The Future of International Trade and the Auto Industry

The auto parts market is one of today’s fastest growing and most developed sectors of our U.S. economy. By any estimate, it contributes about 5 percent of U.S. employment during the hours of work performed in retail, transportation, and related support positions. Because so many parts are interchangeably used in a variety of makes and models of automobiles, the need for reliable and durable replacement parts has become essential. The quality of automobile parts that consumers receive has become more important than ever, making the auto parts market among the largest and most lucrative in the retail and service industries. However, quality parts are only available if they are purchased from a dependable source.

Automobile manufacturers throughout the United States have long been utilizing foreign-owned automobile parts suppliers to produce and distribute their line of vehicles. While some automobile parts suppliers operate within the confines of an existing domestic automotive company, an increasing number of foreign-owned car parts suppliers have established manufacturing operations outside the United States. In recent years, foreign-owned car parts manufacturers have introduced several new lines to the American automobile market. In addition to introducing new vehicle models, these companies have also expanded into the service, parts, and brake markets.

A growing number of auto parts providers have made online shopping convenient and accessible. Consumers can now locate and purchase car parts and other auto equipment from the comfort of their own home. There are also online shopping stores that specialize in the sale of OEM and aftermarket auto parts, as well as motorcycle and scooter parts. With an expansive inventory and millions of product options, online shopping for auto parts has never been easier.

Robert Bosch was born in Vienna, Austria in 1923. After graduating from college in mechanical engineering, he became a principal engineer for the Benzler Corporation in Northridge, California.

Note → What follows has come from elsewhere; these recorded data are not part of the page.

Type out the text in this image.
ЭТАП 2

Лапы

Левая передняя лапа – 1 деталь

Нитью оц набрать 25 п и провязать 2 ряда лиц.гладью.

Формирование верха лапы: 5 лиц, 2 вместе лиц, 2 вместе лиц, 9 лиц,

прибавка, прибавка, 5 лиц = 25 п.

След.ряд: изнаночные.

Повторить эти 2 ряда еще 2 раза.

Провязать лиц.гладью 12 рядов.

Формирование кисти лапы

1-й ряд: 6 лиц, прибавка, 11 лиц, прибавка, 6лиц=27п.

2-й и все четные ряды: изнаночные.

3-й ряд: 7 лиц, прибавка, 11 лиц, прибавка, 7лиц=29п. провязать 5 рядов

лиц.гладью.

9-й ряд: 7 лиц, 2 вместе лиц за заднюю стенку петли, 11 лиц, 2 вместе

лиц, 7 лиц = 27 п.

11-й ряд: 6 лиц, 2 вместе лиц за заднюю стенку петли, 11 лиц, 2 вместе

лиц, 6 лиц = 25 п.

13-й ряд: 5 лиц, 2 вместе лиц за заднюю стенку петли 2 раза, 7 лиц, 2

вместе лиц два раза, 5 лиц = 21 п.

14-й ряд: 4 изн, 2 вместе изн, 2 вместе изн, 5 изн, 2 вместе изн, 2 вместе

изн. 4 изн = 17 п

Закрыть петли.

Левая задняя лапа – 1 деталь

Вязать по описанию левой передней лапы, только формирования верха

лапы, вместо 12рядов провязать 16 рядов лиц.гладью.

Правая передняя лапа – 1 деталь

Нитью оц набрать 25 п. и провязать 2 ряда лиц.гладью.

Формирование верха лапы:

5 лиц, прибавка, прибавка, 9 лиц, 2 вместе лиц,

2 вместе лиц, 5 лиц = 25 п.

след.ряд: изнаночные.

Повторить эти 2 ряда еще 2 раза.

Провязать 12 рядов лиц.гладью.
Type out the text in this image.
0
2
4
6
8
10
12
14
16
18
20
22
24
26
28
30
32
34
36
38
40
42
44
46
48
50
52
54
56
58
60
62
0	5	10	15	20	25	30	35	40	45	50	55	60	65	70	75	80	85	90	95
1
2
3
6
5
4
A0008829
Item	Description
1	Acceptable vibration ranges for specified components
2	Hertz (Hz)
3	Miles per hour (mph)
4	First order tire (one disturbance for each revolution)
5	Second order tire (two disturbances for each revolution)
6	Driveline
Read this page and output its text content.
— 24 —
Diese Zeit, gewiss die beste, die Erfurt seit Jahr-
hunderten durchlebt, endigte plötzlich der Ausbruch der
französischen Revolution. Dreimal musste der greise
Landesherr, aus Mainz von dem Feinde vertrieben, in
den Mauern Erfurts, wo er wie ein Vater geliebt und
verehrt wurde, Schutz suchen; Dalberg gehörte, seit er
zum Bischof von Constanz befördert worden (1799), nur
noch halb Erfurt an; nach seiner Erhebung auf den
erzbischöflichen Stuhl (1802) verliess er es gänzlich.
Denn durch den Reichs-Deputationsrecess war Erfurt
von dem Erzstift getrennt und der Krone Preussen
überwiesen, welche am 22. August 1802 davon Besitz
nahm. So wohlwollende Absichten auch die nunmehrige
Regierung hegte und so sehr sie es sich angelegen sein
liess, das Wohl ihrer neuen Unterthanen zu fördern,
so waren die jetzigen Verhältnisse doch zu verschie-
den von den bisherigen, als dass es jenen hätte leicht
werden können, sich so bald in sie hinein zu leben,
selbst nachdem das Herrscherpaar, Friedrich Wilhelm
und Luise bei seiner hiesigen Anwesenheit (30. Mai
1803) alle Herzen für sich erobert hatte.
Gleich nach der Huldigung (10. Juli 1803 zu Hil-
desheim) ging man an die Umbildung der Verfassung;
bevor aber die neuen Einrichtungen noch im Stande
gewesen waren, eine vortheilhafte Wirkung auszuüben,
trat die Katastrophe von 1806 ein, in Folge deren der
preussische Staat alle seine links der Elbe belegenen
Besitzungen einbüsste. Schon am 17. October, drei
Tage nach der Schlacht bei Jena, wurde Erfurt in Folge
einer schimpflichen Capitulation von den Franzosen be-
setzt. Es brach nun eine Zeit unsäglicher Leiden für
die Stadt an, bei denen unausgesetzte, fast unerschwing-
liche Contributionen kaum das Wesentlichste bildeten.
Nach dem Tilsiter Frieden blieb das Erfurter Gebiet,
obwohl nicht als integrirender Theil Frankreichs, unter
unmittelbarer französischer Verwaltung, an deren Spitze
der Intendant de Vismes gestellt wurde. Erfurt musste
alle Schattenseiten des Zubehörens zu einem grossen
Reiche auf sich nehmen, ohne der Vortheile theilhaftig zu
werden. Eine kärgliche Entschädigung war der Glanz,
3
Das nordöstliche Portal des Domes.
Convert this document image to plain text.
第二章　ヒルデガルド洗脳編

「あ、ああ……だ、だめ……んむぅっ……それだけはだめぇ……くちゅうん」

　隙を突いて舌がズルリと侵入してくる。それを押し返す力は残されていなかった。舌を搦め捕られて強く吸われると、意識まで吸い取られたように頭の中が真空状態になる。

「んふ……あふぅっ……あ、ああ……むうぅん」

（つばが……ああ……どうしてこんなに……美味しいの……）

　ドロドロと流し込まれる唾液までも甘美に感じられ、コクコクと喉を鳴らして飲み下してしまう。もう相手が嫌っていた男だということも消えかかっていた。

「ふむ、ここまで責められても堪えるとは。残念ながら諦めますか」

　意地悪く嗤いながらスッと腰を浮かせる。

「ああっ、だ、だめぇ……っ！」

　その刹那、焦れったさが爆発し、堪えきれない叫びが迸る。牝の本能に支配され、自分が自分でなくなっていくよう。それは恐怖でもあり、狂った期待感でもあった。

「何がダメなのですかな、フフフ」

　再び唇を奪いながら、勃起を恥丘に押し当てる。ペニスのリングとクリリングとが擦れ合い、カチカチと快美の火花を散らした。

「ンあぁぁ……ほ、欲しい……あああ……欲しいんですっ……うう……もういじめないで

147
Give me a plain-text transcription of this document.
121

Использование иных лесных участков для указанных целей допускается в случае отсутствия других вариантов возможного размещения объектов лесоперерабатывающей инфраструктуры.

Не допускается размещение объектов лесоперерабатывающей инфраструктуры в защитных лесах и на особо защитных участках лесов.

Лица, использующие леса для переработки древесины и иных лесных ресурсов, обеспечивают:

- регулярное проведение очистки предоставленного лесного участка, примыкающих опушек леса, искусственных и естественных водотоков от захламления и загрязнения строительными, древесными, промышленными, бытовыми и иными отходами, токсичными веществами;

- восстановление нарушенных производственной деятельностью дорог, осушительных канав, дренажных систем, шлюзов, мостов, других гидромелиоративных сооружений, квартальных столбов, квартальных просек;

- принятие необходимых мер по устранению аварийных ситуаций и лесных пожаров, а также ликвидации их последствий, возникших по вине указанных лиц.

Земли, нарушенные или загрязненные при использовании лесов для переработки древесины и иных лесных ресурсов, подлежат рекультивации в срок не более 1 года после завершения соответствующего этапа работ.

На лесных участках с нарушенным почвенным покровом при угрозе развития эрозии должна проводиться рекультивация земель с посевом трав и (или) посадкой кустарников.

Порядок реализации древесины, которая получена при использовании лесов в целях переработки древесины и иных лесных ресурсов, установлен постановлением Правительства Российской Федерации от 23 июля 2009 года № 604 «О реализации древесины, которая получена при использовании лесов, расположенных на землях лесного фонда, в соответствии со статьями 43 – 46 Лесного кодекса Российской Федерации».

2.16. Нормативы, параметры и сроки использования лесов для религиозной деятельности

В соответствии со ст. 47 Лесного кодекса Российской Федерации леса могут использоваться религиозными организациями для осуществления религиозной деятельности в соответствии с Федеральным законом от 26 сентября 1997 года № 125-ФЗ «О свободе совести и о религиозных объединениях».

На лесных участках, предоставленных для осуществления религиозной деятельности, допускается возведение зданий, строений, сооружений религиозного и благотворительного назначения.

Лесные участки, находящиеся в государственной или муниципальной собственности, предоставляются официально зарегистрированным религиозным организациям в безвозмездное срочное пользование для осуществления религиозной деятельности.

In this position he began developing air bags for cars and later went on to become the automotive industry’s first director of product development for the brand. He held many important positions at both Bosch and Benzler, including president of their joint company, American International Corporation.

Following his retirement from the company in 1976, Bosch established himself on his own as an independent consultant. In his book “Bosch: The Making of America’s Car Industry,” he detailed the history of the auto parts industry, as well as the reasons for technological change. While he was critical of some aspects of today’s vehicle design, such as the overly complex cocking sequence used by many modern vehicles, he was particularly critical of General Motors’ use of fuel additives in its engines. In fact, he stated, “The auto parts industry, which is largely an artifact of the past, is in danger of permanently losing its ability to be independent.” Bosch’s comments accurately reflect the views of a large number of automotive engineers and scientists who do not support the unchecked abuse of fuel additives.

Japan, however, enjoys a much lower per capita production of automobiles than does the United States, and its domestic car manufacturing is certainly much less advanced than that of the United States. Despite this fact, however, Japan has developed very advanced technologies, and it is in this technological progress that the Japanese auto companies have been able to attract such global automotive companies as Honda, Toyota, Mazda, Nissan, and others to set up their factories in the country. Many automobile companies have moved their manufacturing plants to Japan over the past forty years. Many of these companies are now the world’s largest automobile manufacturers. The future of international trade, therefore, will be centered on the successful development of state-of-the-art technology transfer between countries with advanced automobile technologies.